Large-Scale Online Bayesian Phylogenetics
||Large-Scale Online Bayesian Phylogenetics|
||SNIC Small Compute|
||Jakub Truszkowski <firstname.lastname@example.org>|
||2022-11-26 – 2023-12-01|
Bayesian approaches to phylogenetic inference have gained considerable popularity in recent years due to their flexibility and the ability to quantify the uncertainty of inferences. Unfortunately, commonly-used MCMC algorithms are often slow to converge, which means that current methods cannot be reliably applied to data sets beyond a few thousand taxa. Moreover, current methods assume that all sequences of interest are known in advance, forcing practitioners to re-run computationally costly analyses every time new sequences become available.

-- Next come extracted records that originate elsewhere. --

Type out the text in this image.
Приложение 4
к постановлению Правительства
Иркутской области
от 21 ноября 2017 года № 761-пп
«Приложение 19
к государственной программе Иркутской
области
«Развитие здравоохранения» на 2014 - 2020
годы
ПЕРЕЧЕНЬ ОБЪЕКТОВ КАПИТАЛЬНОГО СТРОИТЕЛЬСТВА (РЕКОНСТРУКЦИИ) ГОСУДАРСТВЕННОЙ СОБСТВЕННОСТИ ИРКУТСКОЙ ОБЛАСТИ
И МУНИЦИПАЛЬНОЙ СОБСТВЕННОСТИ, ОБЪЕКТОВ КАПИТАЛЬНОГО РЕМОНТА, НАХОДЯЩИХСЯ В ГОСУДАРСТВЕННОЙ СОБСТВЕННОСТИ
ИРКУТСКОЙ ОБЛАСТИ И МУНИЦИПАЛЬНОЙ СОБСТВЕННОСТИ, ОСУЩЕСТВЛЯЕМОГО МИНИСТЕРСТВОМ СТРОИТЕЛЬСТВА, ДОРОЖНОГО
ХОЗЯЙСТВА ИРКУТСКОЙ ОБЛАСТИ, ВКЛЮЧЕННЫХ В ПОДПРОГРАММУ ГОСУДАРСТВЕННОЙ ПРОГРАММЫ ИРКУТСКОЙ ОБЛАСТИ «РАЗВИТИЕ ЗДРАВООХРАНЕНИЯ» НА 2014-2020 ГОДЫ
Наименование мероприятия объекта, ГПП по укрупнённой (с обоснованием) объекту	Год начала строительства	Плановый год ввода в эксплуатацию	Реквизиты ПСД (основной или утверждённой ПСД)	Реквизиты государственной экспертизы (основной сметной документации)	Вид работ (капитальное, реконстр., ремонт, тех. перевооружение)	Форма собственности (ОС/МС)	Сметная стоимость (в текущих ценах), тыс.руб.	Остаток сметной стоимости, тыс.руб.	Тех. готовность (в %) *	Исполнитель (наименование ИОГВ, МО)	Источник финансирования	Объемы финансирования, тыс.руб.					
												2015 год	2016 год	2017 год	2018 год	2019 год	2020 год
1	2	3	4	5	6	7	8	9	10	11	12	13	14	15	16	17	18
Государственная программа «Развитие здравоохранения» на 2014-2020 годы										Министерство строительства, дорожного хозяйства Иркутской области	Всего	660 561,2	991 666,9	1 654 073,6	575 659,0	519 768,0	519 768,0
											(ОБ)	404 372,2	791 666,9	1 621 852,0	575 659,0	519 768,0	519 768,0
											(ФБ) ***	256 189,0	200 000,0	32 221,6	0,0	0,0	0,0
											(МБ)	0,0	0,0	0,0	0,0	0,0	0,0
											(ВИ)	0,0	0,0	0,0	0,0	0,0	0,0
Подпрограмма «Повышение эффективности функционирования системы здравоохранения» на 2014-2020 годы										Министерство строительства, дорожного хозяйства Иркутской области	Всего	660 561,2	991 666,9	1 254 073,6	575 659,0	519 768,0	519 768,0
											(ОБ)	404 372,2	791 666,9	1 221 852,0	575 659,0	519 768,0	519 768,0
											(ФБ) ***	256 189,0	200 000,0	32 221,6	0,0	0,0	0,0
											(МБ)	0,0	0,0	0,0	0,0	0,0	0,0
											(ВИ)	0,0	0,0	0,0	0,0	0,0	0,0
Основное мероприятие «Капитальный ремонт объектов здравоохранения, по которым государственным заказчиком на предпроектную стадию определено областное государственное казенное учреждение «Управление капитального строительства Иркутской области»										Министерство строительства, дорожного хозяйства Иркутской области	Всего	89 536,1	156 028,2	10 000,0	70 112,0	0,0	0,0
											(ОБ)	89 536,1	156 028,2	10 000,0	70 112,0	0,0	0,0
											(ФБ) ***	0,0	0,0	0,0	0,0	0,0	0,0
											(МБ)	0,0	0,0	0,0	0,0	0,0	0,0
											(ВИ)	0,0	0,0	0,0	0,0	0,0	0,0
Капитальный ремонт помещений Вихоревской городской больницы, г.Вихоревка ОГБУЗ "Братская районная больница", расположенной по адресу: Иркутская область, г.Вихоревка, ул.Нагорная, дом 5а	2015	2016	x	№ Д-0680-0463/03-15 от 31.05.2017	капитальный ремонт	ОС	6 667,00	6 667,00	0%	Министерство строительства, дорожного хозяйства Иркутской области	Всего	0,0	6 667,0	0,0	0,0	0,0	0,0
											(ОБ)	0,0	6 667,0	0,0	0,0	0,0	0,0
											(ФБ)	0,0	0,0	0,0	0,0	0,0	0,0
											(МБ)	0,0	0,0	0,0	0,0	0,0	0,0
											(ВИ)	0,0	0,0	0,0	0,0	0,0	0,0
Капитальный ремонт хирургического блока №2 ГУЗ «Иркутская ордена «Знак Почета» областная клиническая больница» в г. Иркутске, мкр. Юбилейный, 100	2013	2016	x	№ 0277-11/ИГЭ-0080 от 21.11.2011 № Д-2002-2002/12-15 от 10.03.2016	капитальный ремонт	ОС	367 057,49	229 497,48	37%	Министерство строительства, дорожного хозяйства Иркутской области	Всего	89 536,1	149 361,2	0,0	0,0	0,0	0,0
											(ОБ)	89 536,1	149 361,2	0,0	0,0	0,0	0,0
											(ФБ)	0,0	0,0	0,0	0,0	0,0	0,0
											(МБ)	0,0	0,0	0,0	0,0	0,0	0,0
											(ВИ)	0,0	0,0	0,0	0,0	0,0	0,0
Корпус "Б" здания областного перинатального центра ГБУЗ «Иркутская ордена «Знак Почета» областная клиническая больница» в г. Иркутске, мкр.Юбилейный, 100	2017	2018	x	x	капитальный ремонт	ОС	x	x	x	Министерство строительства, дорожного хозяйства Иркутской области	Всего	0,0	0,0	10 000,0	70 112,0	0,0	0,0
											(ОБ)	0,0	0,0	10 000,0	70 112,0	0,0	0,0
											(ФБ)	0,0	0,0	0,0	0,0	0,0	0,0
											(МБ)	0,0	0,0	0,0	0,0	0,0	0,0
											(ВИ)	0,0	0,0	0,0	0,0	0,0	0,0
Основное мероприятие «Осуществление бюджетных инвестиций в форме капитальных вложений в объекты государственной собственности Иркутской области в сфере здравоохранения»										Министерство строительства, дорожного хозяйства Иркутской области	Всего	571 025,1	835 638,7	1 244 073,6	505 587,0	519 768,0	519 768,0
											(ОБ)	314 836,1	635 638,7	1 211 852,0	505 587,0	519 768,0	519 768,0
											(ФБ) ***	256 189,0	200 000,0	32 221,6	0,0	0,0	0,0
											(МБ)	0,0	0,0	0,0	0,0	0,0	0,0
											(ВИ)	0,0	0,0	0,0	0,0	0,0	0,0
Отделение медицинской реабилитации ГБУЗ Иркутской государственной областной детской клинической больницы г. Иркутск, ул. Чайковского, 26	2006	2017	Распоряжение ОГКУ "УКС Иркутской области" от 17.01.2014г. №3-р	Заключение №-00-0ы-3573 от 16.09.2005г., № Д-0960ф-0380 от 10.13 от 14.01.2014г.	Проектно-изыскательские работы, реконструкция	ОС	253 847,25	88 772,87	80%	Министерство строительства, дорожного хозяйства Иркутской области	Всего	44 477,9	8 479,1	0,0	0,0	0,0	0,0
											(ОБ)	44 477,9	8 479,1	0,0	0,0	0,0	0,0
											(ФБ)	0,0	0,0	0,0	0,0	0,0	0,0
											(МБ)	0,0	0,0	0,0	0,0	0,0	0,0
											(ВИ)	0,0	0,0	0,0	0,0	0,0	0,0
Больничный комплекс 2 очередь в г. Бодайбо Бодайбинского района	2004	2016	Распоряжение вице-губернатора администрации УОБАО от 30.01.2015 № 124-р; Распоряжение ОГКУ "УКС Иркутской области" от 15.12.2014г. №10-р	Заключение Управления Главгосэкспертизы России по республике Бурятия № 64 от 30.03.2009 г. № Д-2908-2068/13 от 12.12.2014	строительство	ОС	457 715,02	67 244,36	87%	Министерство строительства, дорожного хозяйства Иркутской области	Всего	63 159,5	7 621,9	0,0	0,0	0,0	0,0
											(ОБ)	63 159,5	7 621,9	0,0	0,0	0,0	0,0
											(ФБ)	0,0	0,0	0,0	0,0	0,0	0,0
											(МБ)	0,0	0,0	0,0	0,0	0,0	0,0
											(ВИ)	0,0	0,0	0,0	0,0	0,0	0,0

To address these problems, we will develop scalable _online_ methods that continuously update the posterior distribution on phylogenies as new sequences become available. Our methodology will rely on Sequential Monte Carlo (SMC) algorithms, which maintain a sample from the posterior distribution and use reweighting and resampling to account for new data as it arrives. We will leverage recent developments in scalable phylogenetic inference and the inherently parallelizable structure of SMC methods to develop algorithms capable of processing data sets consisting of tens of thousands of taxa and hundreds of genes. To facilitate rapid development and efficient code synthesis, we will implement our methods in a Probabilistic Programming (PP) framework that is currently being developed by one of the co-PIs(DB). The algorithms developed in this project will form the basis of a system that will build and maintain comprehensive phylogenies of all plant species. The proposed project will have considerable impact on plant systematics and might have impact on other fields where Bayesian phylogenetics is used, such as infectious disease epidemiology and phylogeography.